Une gifle au visage aurait « vraisemblablement » suffi à tuer la jeune Nouténé Sidimé.

C'est la conclusion à laquelle en est venu le pathologiste André Bourgault, chargé de faire l'autopsie de l'adolescente de 13 ans.

Le médecin a témoigné, mercredi, à l'enquête préliminaire de Moussa Sidimé,  père de la jeune fille, au palais de justice de Longueuil.

Au terme de l'exercice, le juge Richard Marleau a déterminé qu'il existait suffisamment de preuves pour tenir un procès. D'abord accusé de voies de fait graves, Moussa Sidimé sera finalement jugé sous l'accusation d'homicide involontaire coupable.

Le 6 octobre dernier, Moussa Sidimé a giflé sa fille à deux reprises en plus de lui asséner une tape sur les fesses. La raison: un plancher mal lavé. L'homme a ensuite quitté la cuisine pour se rendre au salon de leur logement de Longueuil.

Quelques minutes plus tard, il a entendu un bruit de chute provenant de la cuisine. Il a alors découvert sa fille inconsciente, gisant sur le plancher. Il a immédiatement téléphoné au 911. L'adolescente a été transportée à l'hôpital Charles-LeMoyne pour ensuite être transférée à l'Hôpital de Montréal pour enfants, où elle a été maintenue en vie artificiellement pendant trois jours. Dans une longue déclaration vidéo, le père de famille admet, en pleurs, avoir giflé sa fille parce qu'il était insatisfait du ménage, a résumé la procureure de la Couronne, Me Julie Beauchesne.

Le corps de la victime ne portait pas de marques de violence, hormis une lacération à la lèvre qualifiée de «minime» par le pathologiste.

Le décès de la victime est dû à «une hémorragie sous-arachnoïdienne massive qui s'est accompagnée d'oedème cérébral, de détresse respiratoire et de choc», a conclu le Dr Bourgault. En d'autres termes, elle a succombé à une hémorragie cérébrale, «vraisemblablement» causée par la rupture d'une artère vertébrale. Celle-ci a pu être provoquée par un mouvement brusque du cou causé par la gifle elle-même ou par un mouvement réflexe pour tenter de l'esquiver.
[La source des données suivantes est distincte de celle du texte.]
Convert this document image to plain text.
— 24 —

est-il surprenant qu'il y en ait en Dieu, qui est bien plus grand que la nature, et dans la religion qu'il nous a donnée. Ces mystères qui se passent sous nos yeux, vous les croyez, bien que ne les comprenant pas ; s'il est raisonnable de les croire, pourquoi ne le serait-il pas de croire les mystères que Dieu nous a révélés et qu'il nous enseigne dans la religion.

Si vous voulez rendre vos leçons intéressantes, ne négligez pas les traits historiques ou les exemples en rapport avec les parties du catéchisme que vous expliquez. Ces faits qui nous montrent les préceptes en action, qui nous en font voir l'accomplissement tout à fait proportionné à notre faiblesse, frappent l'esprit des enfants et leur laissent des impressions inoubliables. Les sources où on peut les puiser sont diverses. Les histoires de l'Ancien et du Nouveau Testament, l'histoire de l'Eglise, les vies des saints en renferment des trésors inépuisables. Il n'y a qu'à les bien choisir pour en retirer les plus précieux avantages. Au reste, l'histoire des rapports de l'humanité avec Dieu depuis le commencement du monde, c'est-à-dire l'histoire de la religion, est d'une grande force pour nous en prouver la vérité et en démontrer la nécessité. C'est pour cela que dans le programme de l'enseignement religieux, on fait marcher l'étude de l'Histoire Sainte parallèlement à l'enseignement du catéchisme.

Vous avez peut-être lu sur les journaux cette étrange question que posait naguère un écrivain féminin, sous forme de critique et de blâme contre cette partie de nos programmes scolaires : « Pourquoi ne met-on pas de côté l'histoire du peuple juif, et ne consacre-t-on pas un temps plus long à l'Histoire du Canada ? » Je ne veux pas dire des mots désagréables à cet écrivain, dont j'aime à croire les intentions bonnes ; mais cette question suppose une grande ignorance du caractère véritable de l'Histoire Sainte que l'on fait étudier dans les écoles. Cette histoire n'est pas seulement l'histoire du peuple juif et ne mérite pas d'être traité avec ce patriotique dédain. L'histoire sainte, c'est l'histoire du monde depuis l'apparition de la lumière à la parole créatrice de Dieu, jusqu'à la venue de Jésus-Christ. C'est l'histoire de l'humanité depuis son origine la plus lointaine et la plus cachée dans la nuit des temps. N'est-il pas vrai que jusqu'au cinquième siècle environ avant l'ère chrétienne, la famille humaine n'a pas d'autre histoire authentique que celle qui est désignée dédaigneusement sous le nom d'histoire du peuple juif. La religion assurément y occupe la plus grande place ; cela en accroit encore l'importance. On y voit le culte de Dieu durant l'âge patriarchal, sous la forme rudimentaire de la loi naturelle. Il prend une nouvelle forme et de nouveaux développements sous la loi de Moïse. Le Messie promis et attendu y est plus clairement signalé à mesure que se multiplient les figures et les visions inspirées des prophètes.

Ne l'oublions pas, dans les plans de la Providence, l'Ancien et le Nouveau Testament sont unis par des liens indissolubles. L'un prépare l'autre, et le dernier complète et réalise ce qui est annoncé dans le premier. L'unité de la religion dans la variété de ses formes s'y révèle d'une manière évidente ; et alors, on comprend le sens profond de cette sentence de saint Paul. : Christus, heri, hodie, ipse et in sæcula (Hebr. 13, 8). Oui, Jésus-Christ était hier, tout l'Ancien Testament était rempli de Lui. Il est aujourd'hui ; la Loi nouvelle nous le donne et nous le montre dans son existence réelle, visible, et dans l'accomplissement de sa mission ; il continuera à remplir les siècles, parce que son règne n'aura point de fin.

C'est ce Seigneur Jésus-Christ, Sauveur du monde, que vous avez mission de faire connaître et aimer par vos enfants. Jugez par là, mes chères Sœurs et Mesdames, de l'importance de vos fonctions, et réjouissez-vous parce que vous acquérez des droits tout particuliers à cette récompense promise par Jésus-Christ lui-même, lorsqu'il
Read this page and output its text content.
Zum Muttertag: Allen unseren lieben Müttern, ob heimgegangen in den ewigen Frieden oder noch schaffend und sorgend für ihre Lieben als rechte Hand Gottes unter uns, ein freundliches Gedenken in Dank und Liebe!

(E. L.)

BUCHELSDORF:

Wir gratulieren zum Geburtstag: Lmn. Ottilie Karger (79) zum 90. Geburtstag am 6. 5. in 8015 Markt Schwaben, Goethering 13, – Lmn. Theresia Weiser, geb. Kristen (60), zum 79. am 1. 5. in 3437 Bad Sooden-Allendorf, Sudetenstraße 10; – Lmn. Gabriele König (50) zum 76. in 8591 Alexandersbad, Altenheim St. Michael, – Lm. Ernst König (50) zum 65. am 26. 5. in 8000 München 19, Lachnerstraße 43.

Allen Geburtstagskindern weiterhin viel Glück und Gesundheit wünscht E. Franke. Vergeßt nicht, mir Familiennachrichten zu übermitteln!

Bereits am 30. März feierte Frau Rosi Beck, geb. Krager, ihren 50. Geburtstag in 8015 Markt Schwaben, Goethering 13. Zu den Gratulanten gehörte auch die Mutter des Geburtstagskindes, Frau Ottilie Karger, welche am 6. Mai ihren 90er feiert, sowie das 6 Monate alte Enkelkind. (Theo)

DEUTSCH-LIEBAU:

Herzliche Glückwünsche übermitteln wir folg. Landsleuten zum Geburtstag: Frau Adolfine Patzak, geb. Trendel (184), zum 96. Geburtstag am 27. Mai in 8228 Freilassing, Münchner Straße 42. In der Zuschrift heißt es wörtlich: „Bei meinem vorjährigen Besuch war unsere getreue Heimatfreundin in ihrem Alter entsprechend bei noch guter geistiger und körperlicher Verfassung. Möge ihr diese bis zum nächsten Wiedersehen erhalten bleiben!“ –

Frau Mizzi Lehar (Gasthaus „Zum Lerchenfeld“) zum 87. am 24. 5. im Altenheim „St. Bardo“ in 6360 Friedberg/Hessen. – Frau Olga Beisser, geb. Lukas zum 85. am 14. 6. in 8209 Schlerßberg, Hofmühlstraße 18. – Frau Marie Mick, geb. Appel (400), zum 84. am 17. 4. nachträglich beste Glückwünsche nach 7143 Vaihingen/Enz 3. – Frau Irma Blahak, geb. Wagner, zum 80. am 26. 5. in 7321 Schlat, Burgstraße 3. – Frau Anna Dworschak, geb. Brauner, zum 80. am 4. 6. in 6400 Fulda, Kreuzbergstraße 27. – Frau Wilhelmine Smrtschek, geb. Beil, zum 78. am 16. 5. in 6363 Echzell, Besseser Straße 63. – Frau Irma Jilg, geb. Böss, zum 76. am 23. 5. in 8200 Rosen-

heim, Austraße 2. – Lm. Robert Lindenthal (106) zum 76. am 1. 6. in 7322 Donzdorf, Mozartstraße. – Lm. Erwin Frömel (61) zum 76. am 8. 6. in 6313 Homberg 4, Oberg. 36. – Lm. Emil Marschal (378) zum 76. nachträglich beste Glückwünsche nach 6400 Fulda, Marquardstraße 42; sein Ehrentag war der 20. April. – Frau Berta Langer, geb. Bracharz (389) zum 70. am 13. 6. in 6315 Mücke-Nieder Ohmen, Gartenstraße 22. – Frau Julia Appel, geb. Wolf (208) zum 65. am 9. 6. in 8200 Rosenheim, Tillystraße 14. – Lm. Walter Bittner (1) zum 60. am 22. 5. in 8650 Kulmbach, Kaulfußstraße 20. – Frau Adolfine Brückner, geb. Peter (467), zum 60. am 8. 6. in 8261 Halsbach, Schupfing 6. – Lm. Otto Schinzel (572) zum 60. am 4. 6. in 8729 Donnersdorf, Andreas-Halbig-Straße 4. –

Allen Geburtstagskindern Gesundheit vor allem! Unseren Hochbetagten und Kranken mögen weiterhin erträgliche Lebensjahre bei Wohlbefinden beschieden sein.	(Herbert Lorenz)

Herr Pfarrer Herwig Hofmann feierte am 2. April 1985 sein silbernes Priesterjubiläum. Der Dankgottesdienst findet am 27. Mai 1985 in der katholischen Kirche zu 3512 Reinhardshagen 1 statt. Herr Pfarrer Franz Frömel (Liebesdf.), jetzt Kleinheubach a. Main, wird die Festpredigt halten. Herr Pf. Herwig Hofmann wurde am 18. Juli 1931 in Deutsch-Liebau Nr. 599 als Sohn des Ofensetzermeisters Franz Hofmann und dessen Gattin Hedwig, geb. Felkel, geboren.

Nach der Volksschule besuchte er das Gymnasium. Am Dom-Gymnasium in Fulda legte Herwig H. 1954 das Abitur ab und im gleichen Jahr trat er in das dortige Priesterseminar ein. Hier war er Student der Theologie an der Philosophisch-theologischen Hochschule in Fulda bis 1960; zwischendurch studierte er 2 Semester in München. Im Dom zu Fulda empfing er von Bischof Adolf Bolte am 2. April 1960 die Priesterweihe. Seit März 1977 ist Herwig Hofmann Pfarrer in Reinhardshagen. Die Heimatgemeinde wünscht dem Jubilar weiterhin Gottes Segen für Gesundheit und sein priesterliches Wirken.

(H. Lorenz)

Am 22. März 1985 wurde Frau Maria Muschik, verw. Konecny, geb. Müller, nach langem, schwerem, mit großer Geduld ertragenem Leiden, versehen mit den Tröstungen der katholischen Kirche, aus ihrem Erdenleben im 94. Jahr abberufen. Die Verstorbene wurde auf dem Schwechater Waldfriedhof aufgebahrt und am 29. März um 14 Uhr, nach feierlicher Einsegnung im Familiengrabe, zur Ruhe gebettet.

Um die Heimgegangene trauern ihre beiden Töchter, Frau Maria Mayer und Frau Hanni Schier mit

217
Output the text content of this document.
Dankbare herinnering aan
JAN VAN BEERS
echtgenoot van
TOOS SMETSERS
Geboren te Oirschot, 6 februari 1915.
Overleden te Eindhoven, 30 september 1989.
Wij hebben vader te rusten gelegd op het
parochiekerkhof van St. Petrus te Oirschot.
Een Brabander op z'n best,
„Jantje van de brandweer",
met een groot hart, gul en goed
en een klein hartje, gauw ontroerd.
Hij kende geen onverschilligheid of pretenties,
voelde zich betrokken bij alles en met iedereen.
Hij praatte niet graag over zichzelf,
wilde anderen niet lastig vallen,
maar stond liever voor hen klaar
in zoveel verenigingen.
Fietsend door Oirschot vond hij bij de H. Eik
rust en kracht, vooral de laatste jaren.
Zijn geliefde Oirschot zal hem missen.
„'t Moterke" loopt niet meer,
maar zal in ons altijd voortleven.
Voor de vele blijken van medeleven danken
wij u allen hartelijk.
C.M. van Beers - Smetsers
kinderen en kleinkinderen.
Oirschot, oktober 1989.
Le pathologiste est demeuré prudent dans ses conclusions puisqu'il n'a pas réussi, lors de l'autopsie, à localiser le point de rupture de l'artère. «Dans 40 % des cas, on n'est pas capable de démontrer la rupture puisque la dissection de cette région est difficile», a-t-il expliqué au tribunal.

«Vous n'êtes pas 100 % certain», lui a fait remarquer l'avocate de défense en contre-interrogatoire. «J'y suis allé par élimination», a répondu le pathologiste. Les autres hypothèses - présence d'un anévrisme ou d'une malformation vasculaire - ont ainsi été écartées après l'autopsie.

«Peut-elle s'être frappé la tête sur le comptoir de la cuisine?», a poursuivi la défense. «Ce n'est pas exclu. Par contre, ce genre de rupture (d'artère) est davantage associé à des coups qu'à des chutes. Ce n'est pas l'hypothèse que je privilégie», a répondu le médecin, très calme.

La poursuite a modifié l'acte d'accusation le 28 juin dernier après avoir reçu le rapport du Dr Bourgault. «Ce genre d'événement est rare, mais bien décrit en pathologie judiciaire», conclut le médecin dans son rapport de six pages déposé en preuve.

En liberté durant le processus judiciaire, l'accusé de 72 ans arborait des lunettes fumées lorsqu'il est entré dans la salle d'audience. Il était accompagné de deux membres de sa famille.

«Ce qui est arrivé est accidentel. Qu'une gifle cause la mort, j'en apprends tous les jours», a dit son avocate, Me Marie-Josée Duhaime, à sa sortie du tribunal. Sans vouloir en dire davantage, l'avocate a annoncé qu'elle présenterait une contre-expertise au cours du procès qui se déroulera devant un juge de la Cour du Québec à une date qui n'est pas encore fixée.

Guinéen d'origine, Moussa Sidimé est un architecte de renom. Il a notamment été architecte principal pour la Banque africaine de développement avant d'exercer aussi au Canada, selon sa famille.

«Pour le père, c'est une sentence à vie, peu importe ce qui va arriver, a dit l'avocate de défense. Son bébé est mort.»